HDU - 2141 二分法

Give you three sequences of numbers A, B, C, then we give you a number X. Now you need to calculate if you can find the three numbers Ai, Bj, Ck, which satisfy the formula Ai+Bj+Ck = X.

Input

There are many cases. Every data case is described as followed: In the first line there are three integers L, N, M, in the second line there are L integers represent the sequence A, in the third line there are N integers represent the sequences B, in the forth line there are M integers represent the sequence C. In the fifth line there is an integer S represents there are S integers X to be calculated. 1<=L, N, M<=500, 1<=S<=1000. all the integers are 32-integers.

Output

For each case, firstly you have to print the case number as the form “Case d:”, then for the S queries, you calculate if the formula can be satisfied or not.

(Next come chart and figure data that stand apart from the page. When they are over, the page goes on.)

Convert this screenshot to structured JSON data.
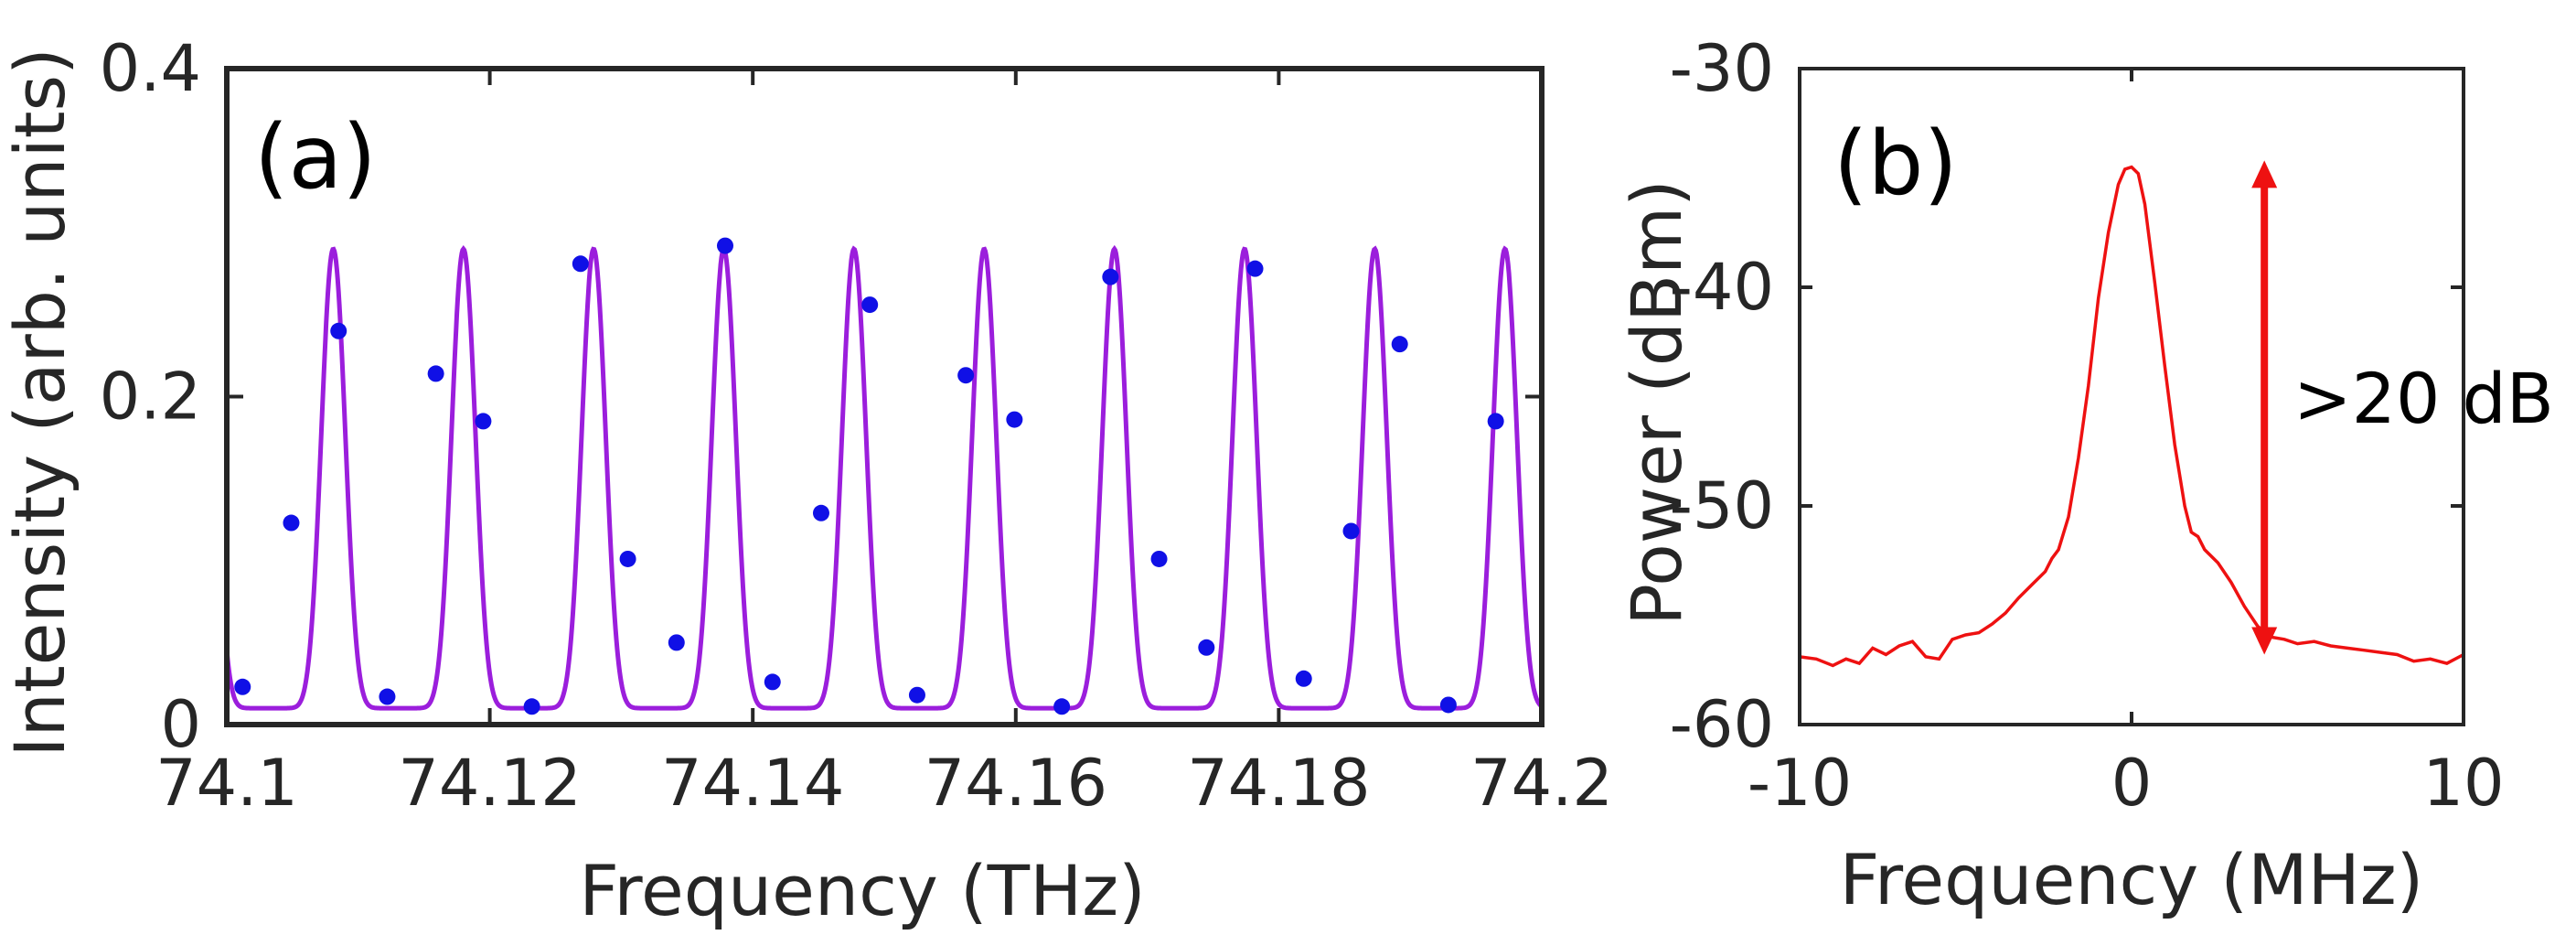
{
  "colors": {
    "axes": "#262626",
    "fit_line": "#9B1EDC",
    "markers": "#1010E6",
    "spectrum": "#EE1111",
    "arrow": "#EE1111"
  },
  "chart_data": [
    {
      "type": "scatter",
      "panel_label": "(a)",
      "xlabel": "Frequency (THz)",
      "ylabel": "Intensity (arb. units)",
      "xlim": [
        74.1,
        74.2
      ],
      "ylim": [
        0,
        0.4
      ],
      "xticks": [
        74.1,
        74.12,
        74.14,
        74.16,
        74.18,
        74.2
      ],
      "xtick_labels": [
        "74.1",
        "74.12",
        "74.14",
        "74.16",
        "74.18",
        "74.2"
      ],
      "yticks": [
        0,
        0.2,
        0.4
      ],
      "ytick_labels": [
        "0",
        "0.2",
        "0.4"
      ],
      "grid": false,
      "series": [
        {
          "style": "markers",
          "x": [
            74.1012,
            74.1049,
            74.1085,
            74.1122,
            74.1159,
            74.1195,
            74.1232,
            74.1269,
            74.1305,
            74.1342,
            74.1379,
            74.1415,
            74.1452,
            74.1489,
            74.1525,
            74.1562,
            74.1599,
            74.1635,
            74.1672,
            74.1709,
            74.1745,
            74.1782,
            74.1819,
            74.1855,
            74.1892,
            74.1929,
            74.1965
          ],
          "y": [
            0.023,
            0.123,
            0.24,
            0.017,
            0.214,
            0.185,
            0.011,
            0.281,
            0.101,
            0.05,
            0.292,
            0.026,
            0.129,
            0.256,
            0.018,
            0.213,
            0.186,
            0.011,
            0.273,
            0.101,
            0.047,
            0.278,
            0.028,
            0.118,
            0.232,
            0.012,
            0.185
          ]
        },
        {
          "style": "line",
          "model": "periodic_resonance",
          "period_thz": 0.0099,
          "first_peak_thz": 74.1081,
          "baseline": 0.01,
          "peak": 0.29,
          "x_range": [
            74.1,
            74.2
          ]
        }
      ]
    },
    {
      "type": "line",
      "panel_label": "(b)",
      "xlabel": "Frequency (MHz)",
      "ylabel": "Power (dBm)",
      "xlim": [
        -10,
        10
      ],
      "ylim": [
        -60,
        -30
      ],
      "xticks": [
        -10,
        0,
        10
      ],
      "xtick_labels": [
        "-10",
        "0",
        "10"
      ],
      "yticks": [
        -60,
        -50,
        -40,
        -30
      ],
      "ytick_labels": [
        "-60",
        "-50",
        "-40",
        "-30"
      ],
      "grid": false,
      "series": [
        {
          "x": [
            -10,
            -9.5,
            -9,
            -8.6,
            -8.2,
            -7.8,
            -7.4,
            -7,
            -6.6,
            -6.2,
            -5.8,
            -5.4,
            -5,
            -4.6,
            -4.2,
            -3.8,
            -3.4,
            -3.0,
            -2.6,
            -2.4,
            -2.2,
            -1.9,
            -1.6,
            -1.3,
            -1.0,
            -0.7,
            -0.4,
            -0.2,
            0,
            0.2,
            0.4,
            0.7,
            1.0,
            1.3,
            1.6,
            1.8,
            2.0,
            2.2,
            2.6,
            3.0,
            3.4,
            3.8,
            4.2,
            4.6,
            5.0,
            5.5,
            6.0,
            6.5,
            7.0,
            7.5,
            8.0,
            8.5,
            9.0,
            9.5,
            10
          ],
          "y": [
            -56.9,
            -57.0,
            -57.3,
            -57.0,
            -57.2,
            -56.5,
            -56.8,
            -56.4,
            -56.2,
            -56.9,
            -57.0,
            -56.1,
            -55.9,
            -55.8,
            -55.4,
            -54.9,
            -54.2,
            -53.6,
            -53.0,
            -52.4,
            -52.0,
            -50.5,
            -47.8,
            -44.5,
            -40.5,
            -37.5,
            -35.3,
            -34.6,
            -34.5,
            -34.8,
            -36.2,
            -39.8,
            -43.6,
            -47.2,
            -50.0,
            -51.2,
            -51.4,
            -52.0,
            -52.6,
            -53.5,
            -54.6,
            -55.5,
            -56.0,
            -56.1,
            -56.3,
            -56.2,
            -56.4,
            -56.5,
            -56.6,
            -56.7,
            -56.8,
            -57.1,
            -57.0,
            -57.2,
            -56.8
          ]
        }
      ],
      "annotation": {
        "text": ">20 dB",
        "arrow_x": 4.0,
        "arrow_y_from": -56.8,
        "arrow_y_to": -34.2
      }
    }
  ]
}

If satisfied, you print “YES”, otherwise print “NO”.

Sample Input

3 3 3

1 2 3

1 2 3

1 2 3

3

1

4

10

Sample Output

Case 1:

NO

YES

NO

题意描述：这道题题意很清晰，即给你三个数组A,B,C是否等于给定的数值X

Ai+Bj+Ck=X;

暴力枚举会炸，可以先处理前两个数字的和O(n^2),排序，之后枚举X-Ck,二分找

二分查找

步骤1、设置数组s
来存放n个已排好序的元素；变量low和high表示查找范围在数组中的上界和下界；middle表示查找范围的中间位置，x为特定元素

步骤2、初始化，low=0，即指向s中的第一个元素；high=n-1，即指向s中的最后一个元素

步骤3:、middle=（low+high）/2，即指向查找范围的中间元素

步骤4、判定low<=high是否成立，如果成立，转步骤5，否则，算法结束

步骤5、判断x与s[middle] 的关系，如果等于s[middle],算法结束，如果大于s[middle]，则令low=middle+1;否则令high=middle-1，转步骤3

代码实现

//非递归方式
int dd(int a[],int n,int x){//x表示要查找的元素
int low=0,high=n-1;
int mid;
while(low<=high){
mid=(low+high)/2;
if(a[mid]>x){
high=mid-1;
}
else if(a[mid]<x){
low=mid+1;
}
else return mid;
}
return -1;
}
//递归方式
int dd(int s[],int x,int low,int high){
if(low>high)
return -1;
int mid=(low+high)/2;
if(x==s[mid])
return mid;
else if(x>s[mid])
return dd(s,x,mid+1,high);
else
return dd(s,x,low,mid-1);
}

#include<iostream>
#include<cstdio>
#include<cstdlib>
#include<cstring>
#include<algorithm>

using namespace std;
/****二分法   暴力枚举(三个for)会超时
计算每个数组找一个数之和是否能够等于给定 的数值****/
int l[505],n[505],m[505];
int a[250005];//l与n的组合
int dd(int low,int high,int x){
int mid;
while(low<=high){
mid=(low+high)/2;
if(a[mid]>x){
high=mid-1;
}
else if(a[mid]<x){
low=mid+1;
}
else return 1;
}
return -1;
}
int main(){
int L,N,M;
int len,t;
int S;
int num=0;
int x,k;
while(scanf("%d%d%d",&L,&N,&M)>0){
for(int i=1;i<=L;i++){
scanf("%d",&l[i]);
}
for(int i=1;i<=N;i++){
scanf("%d",&n[i]);
}
for(int i=1;i<=M;i++){
scanf("%d",&m[i]);
}
len=L*N;
t=0;
for(int i=1;i<=L;i++){
for(int j=1;j<=N;j++){
a[++t]=l[i]+n[j];
}
}
//排序
sort(a+1,a+1+len);
scanf("%d",&S);
printf("Case %d:\n",++num);
while(S--){
scanf("%d",&x);
for(int i=1;i<=M;i++)
{
k=dd(1,len,x-m[i]);
if( k==1 ) break;
}
if( k==-1) printf("NO\n");
else printf("YES\n");
}
}
return 0;
}